GlobalPost has a disturbing investigative report that uncovered scores of Catholic priests who sexually abused children in the United States and elsewhere being reassigned to safe heavens in South American countries where they are now in charge of churches in mostly poorer parishes and can avoid being held accountable for the children they abused. The report gives the impression Pope Francis' supposed reforms is really more about the church continuing its sordid practice of protecting child abusing priests and covering up their crimes.
. . . Even as Pope Francis has touted reform of the Vatican’s safeguards against child abuse, GlobalPost has found that the Catholic Church has allowed allegedly abusive priests to slip off to parts of the world where they would face less scrutiny from prosecutors and the media.
In a yearlong investigation, we tracked down and confronted five such priests. All were able to continue working for the church despite serious accusations against them. When we found them, all but one continued to lead Mass, mostly in remote, poor communities in South America.
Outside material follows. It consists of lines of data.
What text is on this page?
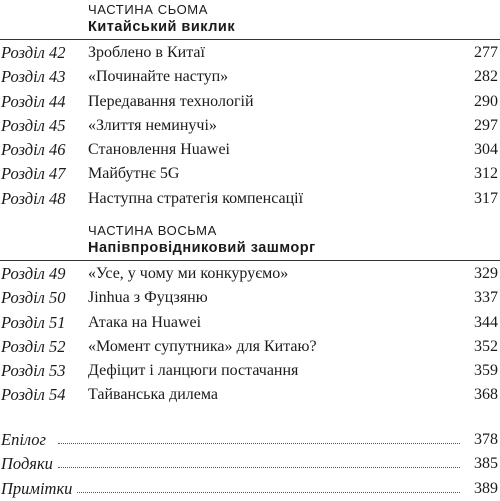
ЧАСТИНА СЬОМА
Китайський виклик
Розділ 42 Зроблено в Китаї	277
Розділ 43 «Починайте наступ»	282
Розділ 44 Передавання технологій	290
Розділ 45 «Злиття неминучі»	297
Розділ 46 Становлення Huawei	304
Розділ 47 Майбутнє 5G	312
Розділ 48 Наступна стратегія компенсації	317
ЧАСТИНА ВОСЬМА
Напівпровідниковий зашморг
Розділ 49 «Усе, у чому ми конкуруємо»	329
Розділ 50 Jinhua з Фуцзяню	337
Розділ 51 Атака на Huawei	344
Розділ 52 «Момент супутника» для Китаю?	352
Розділ 53 Дефіцит і ланцюги постачання	359
Розділ 54 Тайванська дилема	368
Епілог	378
Подяки	385
Примітки	389
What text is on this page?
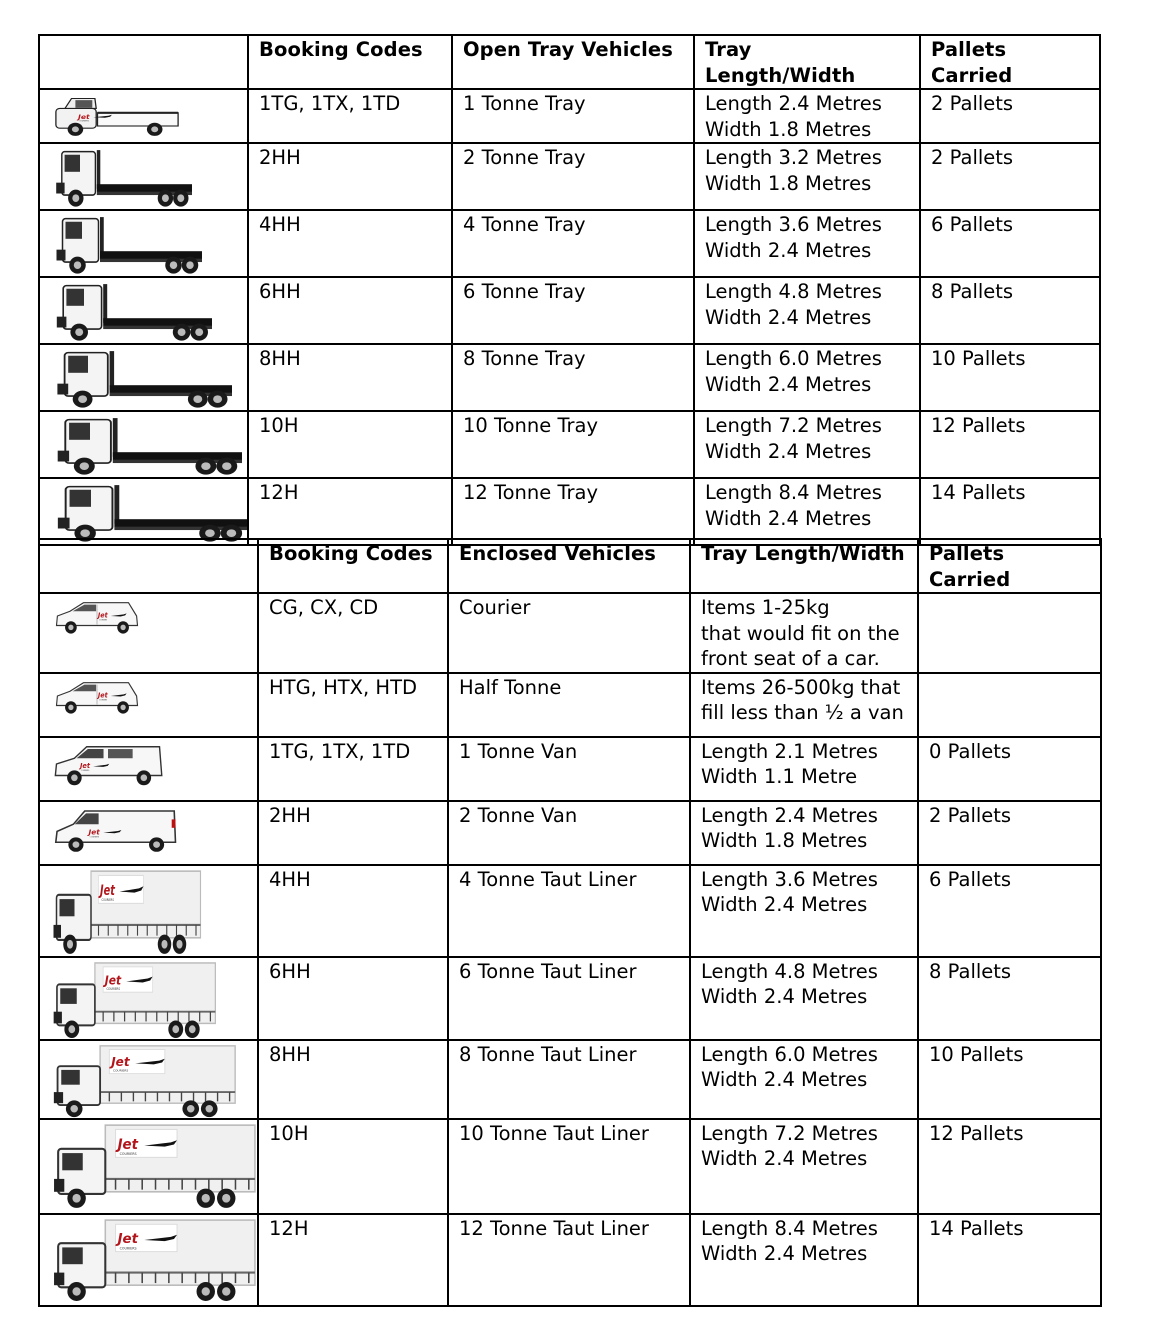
	Booking Codes	Open Tray Vehicles	Tray
Length/Width	Pallets Carried

Jet
COURIERS	1TG, 1TX, 1TD	1 Tonne Tray	Length 2.4 Metres
Width 1.8 Metres	2 Pallets

	2HH	2 Tonne Tray	Length 3.2 Metres
Width 1.8 Metres	2 Pallets

	4HH	4 Tonne Tray	Length 3.6 Metres
Width 2.4 Metres	6 Pallets

	6HH	6 Tonne Tray	Length 4.8 Metres
Width 2.4 Metres	8 Pallets

	8HH	8 Tonne Tray	Length 6.0 Metres
Width 2.4 Metres	10 Pallets

	10H	10 Tonne Tray	Length 7.2 Metres
Width 2.4 Metres	12 Pallets

	12H	12 Tonne Tray	Length 8.4 Metres
Width 2.4 Metres	14 Pallets
	Booking Codes	Enclosed Vehicles	Tray Length/Width	Pallets Carried

Jet
COURIERS	CG, CX, CD	Courier	Items 1-25kg
that would fit on the
front seat of a car.	

Jet
COURIERS	HTG, HTX, HTD	Half Tonne	Items 26-500kg that
fill less than ½ a van	

Jet
COURIERS	1TG, 1TX, 1TD	1 Tonne Van	Length 2.1 Metres
Width 1.1 Metre	0 Pallets

Jet
COURIERS	2HH	2 Tonne Van	Length 2.4 Metres
Width 1.8 Metres	2 Pallets

Jet
COURIERS	4HH	4 Tonne Taut Liner	Length 3.6 Metres
Width 2.4 Metres	6 Pallets

Jet
COURIERS	6HH	6 Tonne Taut Liner	Length 4.8 Metres
Width 2.4 Metres	8 Pallets

Jet
COURIERS	8HH	8 Tonne Taut Liner	Length 6.0 Metres
Width 2.4 Metres	10 Pallets

Jet
COURIERS	10H	10 Tonne Taut Liner	Length 7.2 Metres
Width 2.4 Metres	12 Pallets

Jet
COURIERS	12H	12 Tonne Taut Liner	Length 8.4 Metres
Width 2.4 Metres	14 Pallets
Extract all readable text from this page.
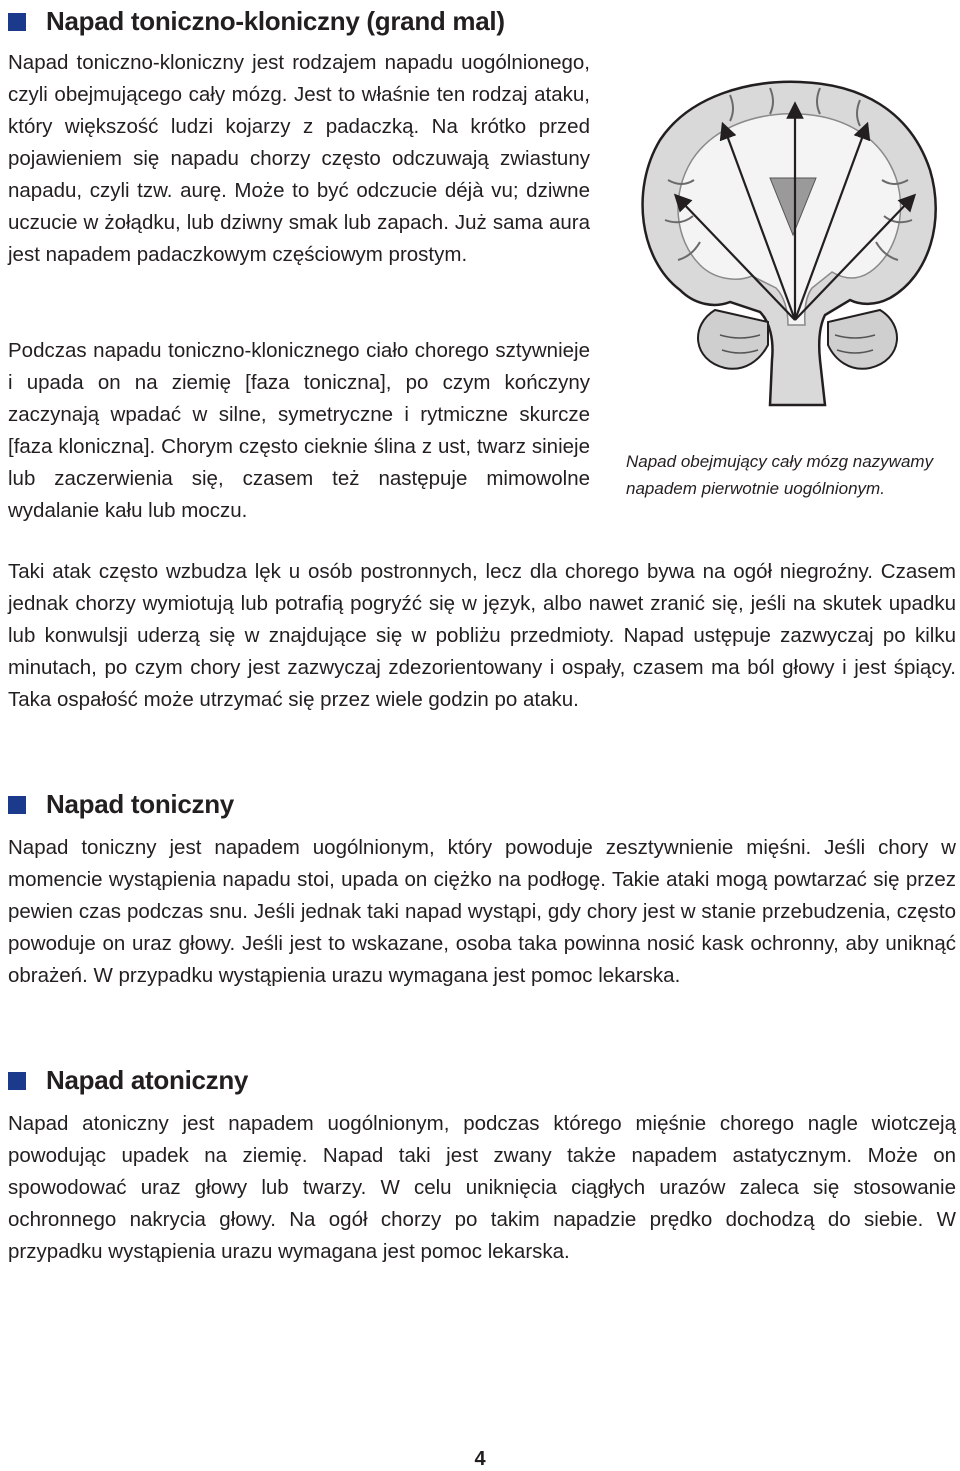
Napad toniczno-kloniczny (grand mal)

Napad toniczno-kloniczny jest rodzajem napadu uogólnionego, czyli obejmującego cały mózg. Jest to właśnie ten rodzaj ataku, który większość ludzi kojarzy z padaczką. Na krótko przed pojawieniem się napadu chorzy często odczuwają zwiastuny napadu, czyli tzw. aurę. Może to być odczucie déjà vu; dziwne uczucie w żołądku, lub dziwny smak lub zapach. Już sama aura jest napadem padaczkowym częściowym prostym.

Podczas napadu toniczno-klonicznego ciało chorego sztywnieje i upada on na ziemię [faza toniczna], po czym kończyny zaczynają wpadać w silne, symetryczne i rytmiczne skurcze [faza kloniczna]. Chorym często cieknie ślina z ust, twarz sinieje lub zaczerwienia się, czasem też następuje mimowolne wydalanie kału lub moczu.

Napad obejmujący cały mózg nazywamy napadem pierwotnie uogólnionym.

Taki atak często wzbudza lęk u osób postronnych, lecz dla chorego bywa na ogół niegroźny. Czasem jednak chorzy wymiotują lub potrafią pogryźć się w język, albo nawet zranić się, jeśli na skutek upadku lub konwulsji uderzą się w znajdujące się w pobliżu przedmioty. Napad ustępuje zazwyczaj po kilku minutach, po czym chory jest zazwyczaj zdezorientowany i ospały, czasem ma ból głowy i jest śpiący. Taka ospałość może utrzymać się przez wiele godzin po ataku.

Napad toniczny

Napad toniczny jest napadem uogólnionym, który powoduje zesztywnienie mięśni. Jeśli chory w momencie wystąpienia napadu stoi, upada on ciężko na podłogę. Takie ataki mogą powtarzać się przez pewien czas podczas snu. Jeśli jednak taki napad wystąpi, gdy chory jest w stanie przebudzenia, często powoduje on uraz głowy. Jeśli jest to wskazane, osoba taka powinna nosić kask ochronny, aby uniknąć obrażeń. W przypadku wystąpienia urazu wymagana jest pomoc lekarska.

Napad atoniczny

Napad atoniczny jest napadem uogólnionym, podczas którego mięśnie chorego nagle wiotczeją powodując upadek na ziemię. Napad taki jest zwany także napadem astatycznym. Może on spowodować uraz głowy lub twarzy. W celu uniknięcia ciągłych urazów zaleca się stosowanie ochronnego nakrycia głowy. Na ogół chorzy po takim napadzie prędko dochodzą do siebie. W przypadku wystąpienia urazu wymagana jest pomoc lekarska.

4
Some of these men faced criminal investigations, but went abroad without charges being brought against them. One of the priests admitted to GlobalPost that he had molested a 13-year-old boy, and acknowledged that he can never work again in the US. He continues to preach in a small Peruvian fishing village. Another is currently under investigation by authorities in Brazil for a string of alleged molestations, including accusations in the poor neighborhoods where for two decades he ran a home for street children — with the support of the Catholic Church.
GlobalPost interviewed one diocese leader in these communities, but was otherwise not granted interviews with local church officials. And despite protracted efforts and discussions with church press officers, neither the Vatican nor the chairman of a new papal commission set up specifically to tackle church child abuse would speak with us.
For advocates and attorneys who have studied abusive Catholic priests for decades, the flight of these fathers overseas represents just the latest chapter in a long story of deceit, collusion and church-sponsored impunity for child abusers . . .One of the priests GlobalPost tracked down in Lima, Peru admitted to sexually abusing a 13-year old boy in Jackson, Mississippi. The priest explained his crime by saying he had gotten drunk for the first time in his life and woke up in bed with a boy.